Several studies have found a link between music engagement and general mental health, such as increased well-being or emotional competence, which lends support to the idea that music engagement may also be linked to better specific mental health outcomes. Emotional competence was linked to more hours of music practice and self-reported musical achievement in over 8,000 Swedish twins [5]. An analysis of 46 qualitative studies found that taking part in music-related activities improved well-being by promoting emotional regulation, self-discovery and development, distraction from stress and the development of social connections [28]. Music-related activities, such as singing or dancing with others or going to a concert, have a positive effect on people’s well-being, according to a study of more than 1,000 adults in Australia. In this sample, playing an instrument or composing music was not associated with a higher sense of well-being [4]. Infants’ and children’s early exposure to social music is associated with a variety of prosocial behaviors [6] and positive affect [7]. This includes song familiarity and synchronized movement to music. That music participation is associated with better mental health outcomes in children and adults has been shown in this study. However, the results vary depending on the type of music participation.

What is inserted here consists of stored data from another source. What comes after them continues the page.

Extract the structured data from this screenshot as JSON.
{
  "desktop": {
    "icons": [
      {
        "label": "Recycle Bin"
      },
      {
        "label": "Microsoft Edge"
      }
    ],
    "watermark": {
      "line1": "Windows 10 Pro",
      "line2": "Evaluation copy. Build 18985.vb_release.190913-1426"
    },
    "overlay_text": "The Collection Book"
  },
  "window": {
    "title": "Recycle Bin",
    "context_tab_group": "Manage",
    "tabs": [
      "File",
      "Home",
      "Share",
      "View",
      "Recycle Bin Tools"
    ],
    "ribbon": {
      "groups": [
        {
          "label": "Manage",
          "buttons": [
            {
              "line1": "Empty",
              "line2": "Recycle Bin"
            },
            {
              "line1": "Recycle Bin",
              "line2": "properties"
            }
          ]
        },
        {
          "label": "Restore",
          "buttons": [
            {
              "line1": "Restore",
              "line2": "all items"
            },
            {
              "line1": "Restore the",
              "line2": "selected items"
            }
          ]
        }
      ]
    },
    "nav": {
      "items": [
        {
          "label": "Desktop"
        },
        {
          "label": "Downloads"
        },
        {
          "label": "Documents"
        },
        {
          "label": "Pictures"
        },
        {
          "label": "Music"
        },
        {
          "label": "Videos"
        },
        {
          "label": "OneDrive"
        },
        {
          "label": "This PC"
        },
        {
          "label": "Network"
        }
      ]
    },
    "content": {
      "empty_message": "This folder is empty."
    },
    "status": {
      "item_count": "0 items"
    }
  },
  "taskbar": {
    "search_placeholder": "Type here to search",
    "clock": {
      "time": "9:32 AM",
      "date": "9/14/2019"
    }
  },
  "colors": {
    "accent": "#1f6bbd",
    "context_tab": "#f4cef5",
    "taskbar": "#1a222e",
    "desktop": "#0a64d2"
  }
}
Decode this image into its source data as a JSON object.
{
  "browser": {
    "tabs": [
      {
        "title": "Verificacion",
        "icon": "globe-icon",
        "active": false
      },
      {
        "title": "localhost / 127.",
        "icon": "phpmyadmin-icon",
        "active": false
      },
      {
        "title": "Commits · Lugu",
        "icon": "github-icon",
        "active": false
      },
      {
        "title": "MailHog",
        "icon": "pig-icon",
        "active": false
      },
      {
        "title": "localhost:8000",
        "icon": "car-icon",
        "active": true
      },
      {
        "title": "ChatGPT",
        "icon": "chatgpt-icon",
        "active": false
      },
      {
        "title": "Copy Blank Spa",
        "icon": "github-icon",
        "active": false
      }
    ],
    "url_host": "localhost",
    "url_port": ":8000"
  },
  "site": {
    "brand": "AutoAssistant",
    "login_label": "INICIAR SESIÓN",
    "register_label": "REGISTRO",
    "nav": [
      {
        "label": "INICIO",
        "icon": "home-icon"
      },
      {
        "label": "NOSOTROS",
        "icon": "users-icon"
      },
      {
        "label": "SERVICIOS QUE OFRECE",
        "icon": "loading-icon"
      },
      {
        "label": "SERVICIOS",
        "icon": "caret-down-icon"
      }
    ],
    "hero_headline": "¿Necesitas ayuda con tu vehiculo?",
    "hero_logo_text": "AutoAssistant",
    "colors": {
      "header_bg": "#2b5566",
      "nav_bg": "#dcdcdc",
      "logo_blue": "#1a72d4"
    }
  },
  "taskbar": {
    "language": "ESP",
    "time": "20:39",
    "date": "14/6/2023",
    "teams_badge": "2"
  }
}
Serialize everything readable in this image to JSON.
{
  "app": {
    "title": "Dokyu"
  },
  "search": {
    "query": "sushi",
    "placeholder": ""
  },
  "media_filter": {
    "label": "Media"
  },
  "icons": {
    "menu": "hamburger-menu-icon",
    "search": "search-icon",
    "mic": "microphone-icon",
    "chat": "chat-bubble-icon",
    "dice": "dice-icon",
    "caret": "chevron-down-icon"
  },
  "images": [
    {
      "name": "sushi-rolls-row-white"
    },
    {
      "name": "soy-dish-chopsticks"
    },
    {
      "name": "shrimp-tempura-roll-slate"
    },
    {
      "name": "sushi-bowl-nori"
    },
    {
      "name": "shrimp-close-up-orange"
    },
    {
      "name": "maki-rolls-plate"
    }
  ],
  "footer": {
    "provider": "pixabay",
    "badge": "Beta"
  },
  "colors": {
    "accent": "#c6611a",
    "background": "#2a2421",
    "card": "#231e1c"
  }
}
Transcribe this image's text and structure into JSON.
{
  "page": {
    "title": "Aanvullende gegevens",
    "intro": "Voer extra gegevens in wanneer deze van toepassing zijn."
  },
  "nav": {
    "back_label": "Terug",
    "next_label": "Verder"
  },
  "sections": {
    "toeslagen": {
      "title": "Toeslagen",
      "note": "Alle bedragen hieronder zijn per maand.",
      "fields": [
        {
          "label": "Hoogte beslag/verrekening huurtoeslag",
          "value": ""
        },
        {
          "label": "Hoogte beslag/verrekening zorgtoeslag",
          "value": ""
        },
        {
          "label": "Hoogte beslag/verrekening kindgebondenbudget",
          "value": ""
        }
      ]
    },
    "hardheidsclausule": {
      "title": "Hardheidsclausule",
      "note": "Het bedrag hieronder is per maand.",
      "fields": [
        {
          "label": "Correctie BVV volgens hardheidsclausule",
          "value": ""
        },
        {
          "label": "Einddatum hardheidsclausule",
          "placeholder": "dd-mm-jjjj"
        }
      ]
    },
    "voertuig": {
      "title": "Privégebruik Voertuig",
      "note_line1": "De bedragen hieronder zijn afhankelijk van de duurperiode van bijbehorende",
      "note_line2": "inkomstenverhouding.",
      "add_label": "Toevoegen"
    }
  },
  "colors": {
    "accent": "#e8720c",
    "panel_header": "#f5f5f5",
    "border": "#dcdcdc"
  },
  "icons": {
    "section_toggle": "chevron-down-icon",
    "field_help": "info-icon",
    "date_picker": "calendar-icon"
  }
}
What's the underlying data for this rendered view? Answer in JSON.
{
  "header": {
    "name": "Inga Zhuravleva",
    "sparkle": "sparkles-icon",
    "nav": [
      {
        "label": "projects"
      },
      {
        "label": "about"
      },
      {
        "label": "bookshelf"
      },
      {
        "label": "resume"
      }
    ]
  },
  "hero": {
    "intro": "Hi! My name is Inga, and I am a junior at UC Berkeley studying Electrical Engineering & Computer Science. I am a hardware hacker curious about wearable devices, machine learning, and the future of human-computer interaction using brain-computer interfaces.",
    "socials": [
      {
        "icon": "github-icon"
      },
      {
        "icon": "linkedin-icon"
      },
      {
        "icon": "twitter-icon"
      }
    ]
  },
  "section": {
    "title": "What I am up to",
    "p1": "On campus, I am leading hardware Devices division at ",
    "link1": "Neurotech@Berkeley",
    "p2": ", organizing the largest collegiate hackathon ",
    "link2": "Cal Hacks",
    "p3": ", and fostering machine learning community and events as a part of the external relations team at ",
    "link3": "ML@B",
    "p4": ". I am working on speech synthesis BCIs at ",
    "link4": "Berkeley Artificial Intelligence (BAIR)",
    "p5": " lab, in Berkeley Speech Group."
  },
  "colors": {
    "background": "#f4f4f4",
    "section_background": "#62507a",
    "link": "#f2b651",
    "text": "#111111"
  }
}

Internalizing disorders such as MDD, GAD, and PTSD are the most common [19, 24, 29, 30]. Research shows that music interventions are feasible and beneficial, but it is not yet rigorous enough to draw firm conclusions. A lack of appropriate control groups, few interventions with multiple sessions, and publications omitting important information about the intervention (e.g., intervention fidelity, inclusion/exclusion criteria, education status of the intervention leader) are the most serious limitations [31–33]. While musicians may be more prone to internalizing problems, correlational studies show that they use music engagement as a way to deal with these issues [34, 35].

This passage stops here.